Very few Christians have tried to cogitate a systematic rendering of their faith on purely rational grounds (onto-theology, in Kantian language, and I'm happy to resurrect that usage over the disgusting usage by Heidegger) for the very reason why the Scholastic attempt went kaput. I shall quote Will Durant(1); "It was a trojan horse that brought in a thousand hostile elements..." of course, their project was to integrate large Aristotle's philosophy into Catholicism, but the point still stands. At some point a leap of faith is necessary, and considerably more pernicious than the assumption that the mind is capable of clear reasoning, or the senses of reliable perception. An onto-theological argument for God can be put to the acid test of reason, and the faith hiding in it revealed after the rationalist clutter obscuring it has been burned away.

"They don't suddenly happen or appear when I want them to; they happen inside of a framework that the fundamental true believers don't (or can't) acknowledge."
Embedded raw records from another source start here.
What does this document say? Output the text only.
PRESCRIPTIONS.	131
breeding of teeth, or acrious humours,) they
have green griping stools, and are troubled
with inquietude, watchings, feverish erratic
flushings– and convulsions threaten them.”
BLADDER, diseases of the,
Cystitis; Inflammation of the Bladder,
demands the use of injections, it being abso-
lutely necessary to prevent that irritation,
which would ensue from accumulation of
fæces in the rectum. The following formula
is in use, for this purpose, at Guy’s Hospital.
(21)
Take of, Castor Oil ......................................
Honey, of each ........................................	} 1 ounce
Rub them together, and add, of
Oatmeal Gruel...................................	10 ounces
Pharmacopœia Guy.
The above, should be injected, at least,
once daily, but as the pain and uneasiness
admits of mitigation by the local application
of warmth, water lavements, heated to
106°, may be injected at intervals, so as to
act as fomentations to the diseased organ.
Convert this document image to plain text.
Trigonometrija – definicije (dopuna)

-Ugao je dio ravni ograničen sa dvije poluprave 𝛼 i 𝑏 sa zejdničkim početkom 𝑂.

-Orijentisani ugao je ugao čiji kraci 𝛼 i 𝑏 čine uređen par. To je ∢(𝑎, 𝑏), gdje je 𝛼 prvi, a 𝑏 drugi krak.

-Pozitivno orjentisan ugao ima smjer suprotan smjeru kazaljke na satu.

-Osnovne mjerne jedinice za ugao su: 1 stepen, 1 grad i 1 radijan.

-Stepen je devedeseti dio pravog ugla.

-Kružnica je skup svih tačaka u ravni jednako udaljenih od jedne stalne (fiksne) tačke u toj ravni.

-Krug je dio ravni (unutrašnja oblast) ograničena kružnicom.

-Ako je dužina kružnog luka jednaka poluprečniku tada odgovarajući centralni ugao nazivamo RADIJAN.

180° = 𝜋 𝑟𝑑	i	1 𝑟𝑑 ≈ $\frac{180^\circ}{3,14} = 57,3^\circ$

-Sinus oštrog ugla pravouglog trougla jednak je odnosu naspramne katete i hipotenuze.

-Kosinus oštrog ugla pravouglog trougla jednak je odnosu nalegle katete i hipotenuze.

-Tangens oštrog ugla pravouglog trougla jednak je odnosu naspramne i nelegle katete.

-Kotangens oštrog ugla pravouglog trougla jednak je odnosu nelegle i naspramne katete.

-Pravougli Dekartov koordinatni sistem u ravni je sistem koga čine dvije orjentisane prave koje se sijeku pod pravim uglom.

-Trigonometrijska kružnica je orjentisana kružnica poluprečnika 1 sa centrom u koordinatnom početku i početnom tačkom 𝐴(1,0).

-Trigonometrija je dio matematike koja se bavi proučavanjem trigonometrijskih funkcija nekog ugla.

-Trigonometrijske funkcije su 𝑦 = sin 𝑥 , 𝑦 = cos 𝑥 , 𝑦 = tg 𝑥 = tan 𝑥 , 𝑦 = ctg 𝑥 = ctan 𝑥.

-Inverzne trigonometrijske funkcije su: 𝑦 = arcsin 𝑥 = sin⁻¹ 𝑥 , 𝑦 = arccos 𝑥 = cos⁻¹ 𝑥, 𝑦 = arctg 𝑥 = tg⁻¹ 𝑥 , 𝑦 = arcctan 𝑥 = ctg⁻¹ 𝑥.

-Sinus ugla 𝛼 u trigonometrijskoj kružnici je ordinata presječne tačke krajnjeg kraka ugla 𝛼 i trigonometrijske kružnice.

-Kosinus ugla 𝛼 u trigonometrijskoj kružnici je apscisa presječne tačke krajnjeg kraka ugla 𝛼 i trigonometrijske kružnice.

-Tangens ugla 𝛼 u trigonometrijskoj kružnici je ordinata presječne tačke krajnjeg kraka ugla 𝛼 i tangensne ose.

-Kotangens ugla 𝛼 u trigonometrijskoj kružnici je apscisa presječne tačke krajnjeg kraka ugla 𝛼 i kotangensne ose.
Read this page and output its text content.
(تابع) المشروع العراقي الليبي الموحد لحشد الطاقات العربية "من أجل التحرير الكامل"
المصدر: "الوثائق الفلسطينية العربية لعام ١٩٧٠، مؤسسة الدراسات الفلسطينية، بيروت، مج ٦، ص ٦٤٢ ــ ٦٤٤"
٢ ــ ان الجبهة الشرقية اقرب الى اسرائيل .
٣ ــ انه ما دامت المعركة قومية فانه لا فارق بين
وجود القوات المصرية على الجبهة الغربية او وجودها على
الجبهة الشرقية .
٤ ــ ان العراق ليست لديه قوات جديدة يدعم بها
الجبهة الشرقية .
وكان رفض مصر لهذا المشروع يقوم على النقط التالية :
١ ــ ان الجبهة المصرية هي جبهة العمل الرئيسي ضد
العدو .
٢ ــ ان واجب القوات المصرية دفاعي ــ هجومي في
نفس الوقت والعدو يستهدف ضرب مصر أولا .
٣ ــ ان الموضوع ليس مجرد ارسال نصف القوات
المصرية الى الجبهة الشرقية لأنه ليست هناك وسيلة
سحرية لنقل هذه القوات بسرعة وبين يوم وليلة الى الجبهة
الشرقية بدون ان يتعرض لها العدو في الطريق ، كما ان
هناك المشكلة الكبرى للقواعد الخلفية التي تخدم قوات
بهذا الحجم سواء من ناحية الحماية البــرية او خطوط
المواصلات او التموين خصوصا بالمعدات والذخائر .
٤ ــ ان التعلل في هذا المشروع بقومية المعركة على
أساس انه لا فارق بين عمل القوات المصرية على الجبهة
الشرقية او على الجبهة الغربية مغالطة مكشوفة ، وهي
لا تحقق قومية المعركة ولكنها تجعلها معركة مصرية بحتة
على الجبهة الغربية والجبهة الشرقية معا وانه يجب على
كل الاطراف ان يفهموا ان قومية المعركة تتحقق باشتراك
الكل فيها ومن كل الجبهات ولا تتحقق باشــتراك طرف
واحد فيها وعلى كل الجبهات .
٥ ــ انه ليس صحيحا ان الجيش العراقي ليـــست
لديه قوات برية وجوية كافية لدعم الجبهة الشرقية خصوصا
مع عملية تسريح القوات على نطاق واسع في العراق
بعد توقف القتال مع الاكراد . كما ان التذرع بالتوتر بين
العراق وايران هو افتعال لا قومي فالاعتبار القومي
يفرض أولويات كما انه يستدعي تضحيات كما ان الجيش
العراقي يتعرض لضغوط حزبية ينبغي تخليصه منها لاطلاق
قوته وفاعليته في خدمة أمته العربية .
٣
I assert the only framework in question is reason itself. To the extent that one wishes to ignore, evade or subvert it as being bound up in some set of self-cloistering problems one must apply those criticisms to reason in general. There are, of course, empirical aspects to the applied form of natural law, but the bare skeleton upon which that meat is added is a purely rational framework.

I should also like to clear up a point. I don't use the term pure reason as Kant does, as I find the definition highly pernicious. In a sense it inadvertently furthers the Cartesian/Baconian(2) artificial dichotomy of reason/sense and doesn't fully accept the significance of the "dogmatic" observation that sense and reason are basically useless on their own.

(1) - This is a highly inexact quote from Story of Civilization Volume IV. I can't check it as I don't have the volume right now.
(2) - This is, I admit, more than a slight caricature of the problem, and the views of Descartes (but not so much for Bacon) as well.